Last reviewed 2 June 2026. Editorial inbox: info@uaewellnesslab.com.
Frequently asked questions
- What is glutathione?
- Glutathione is a ~307 Da tripeptide with the sequence γ-glutamyl-cysteinyl-glycine. It is synthesised endogenously by all human cells and functions as the primary intracellular antioxidant, a substrate for phase-II conjugation detoxification, and a participant in redox signalling. Intracellular concentrations are typically millimolar; plasma concentrations are micromolar.
- What is the difference between GSH and GSSG?
- GSH is reduced glutathione — the antioxidant-active form with a free thiol on the cysteine residue.
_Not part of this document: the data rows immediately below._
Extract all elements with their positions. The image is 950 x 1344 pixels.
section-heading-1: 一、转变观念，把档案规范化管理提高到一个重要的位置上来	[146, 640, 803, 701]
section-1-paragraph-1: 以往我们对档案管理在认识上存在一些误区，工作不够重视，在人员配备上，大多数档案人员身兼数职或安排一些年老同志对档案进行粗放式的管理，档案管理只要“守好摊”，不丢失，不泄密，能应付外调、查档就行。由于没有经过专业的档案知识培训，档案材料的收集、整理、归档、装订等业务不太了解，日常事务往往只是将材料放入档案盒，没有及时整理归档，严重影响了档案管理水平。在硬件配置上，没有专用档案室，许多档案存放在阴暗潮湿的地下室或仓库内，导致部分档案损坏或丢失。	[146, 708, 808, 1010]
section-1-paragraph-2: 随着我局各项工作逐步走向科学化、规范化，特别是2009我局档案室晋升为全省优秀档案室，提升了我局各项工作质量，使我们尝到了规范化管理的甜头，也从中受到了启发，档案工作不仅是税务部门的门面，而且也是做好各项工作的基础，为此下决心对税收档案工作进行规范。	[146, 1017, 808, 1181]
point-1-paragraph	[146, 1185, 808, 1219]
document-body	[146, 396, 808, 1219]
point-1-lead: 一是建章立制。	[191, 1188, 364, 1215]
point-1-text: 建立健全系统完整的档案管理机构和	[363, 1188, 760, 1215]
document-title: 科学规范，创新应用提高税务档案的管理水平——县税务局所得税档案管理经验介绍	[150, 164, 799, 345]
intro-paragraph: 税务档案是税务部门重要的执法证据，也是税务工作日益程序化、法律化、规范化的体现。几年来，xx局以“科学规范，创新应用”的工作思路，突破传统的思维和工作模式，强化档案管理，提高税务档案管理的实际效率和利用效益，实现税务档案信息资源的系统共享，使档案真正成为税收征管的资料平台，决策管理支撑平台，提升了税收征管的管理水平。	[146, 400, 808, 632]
GSSG is oxidised glutathione — the disulfide-linked dimer formed when two GSH molecules donate hydrogen atoms to reactive oxygen species. The GSH:GSSG ratio is a primary cellular redox-state biomarker; healthy cells maintain 100:1 or higher.
- Why is glutathione bioavailability a problem?
- Exogenous glutathione faces three obstacles: oral glutathione is largely hydrolysed by gut peptidases before absorption; IV glutathione raises plasma concentration but cellular uptake is rate-limited by a saturable transporter; topical glutathione has limited dermal penetration. The result is that supplementation effect sizes are smaller than the marketing claims often imply.
- Is N-acetylcysteine (NAC) more effective than glutathione supplementation?
- For the goal of raising intracellular glutathione, often yes. The rate-limiting step in cellular glutathione biosynthesis is cysteine availability. NAC is absorbed efficiently orally, transported to the liver, and used as the cysteine precursor for glutathione synthesis. Published research shows reliable intracellular glutathione elevation with NAC supplementation at substantially lower cost-per-mg than glutathione supplementation routes.
- Is glutathione available in the UAE wellness market?
- Yes — the UAE glutathione market spans IV-clinic protocols at Dubai longevity and wellness clinics (600 mg-5 g per session, AED 500-2,500), oral supplements (AED 80-200/month), and liposomal formulations (AED 200-400/month). Research-grade glutathione is also available through laboratory suppliers under research-use-only frameworks for non-clinical investigation.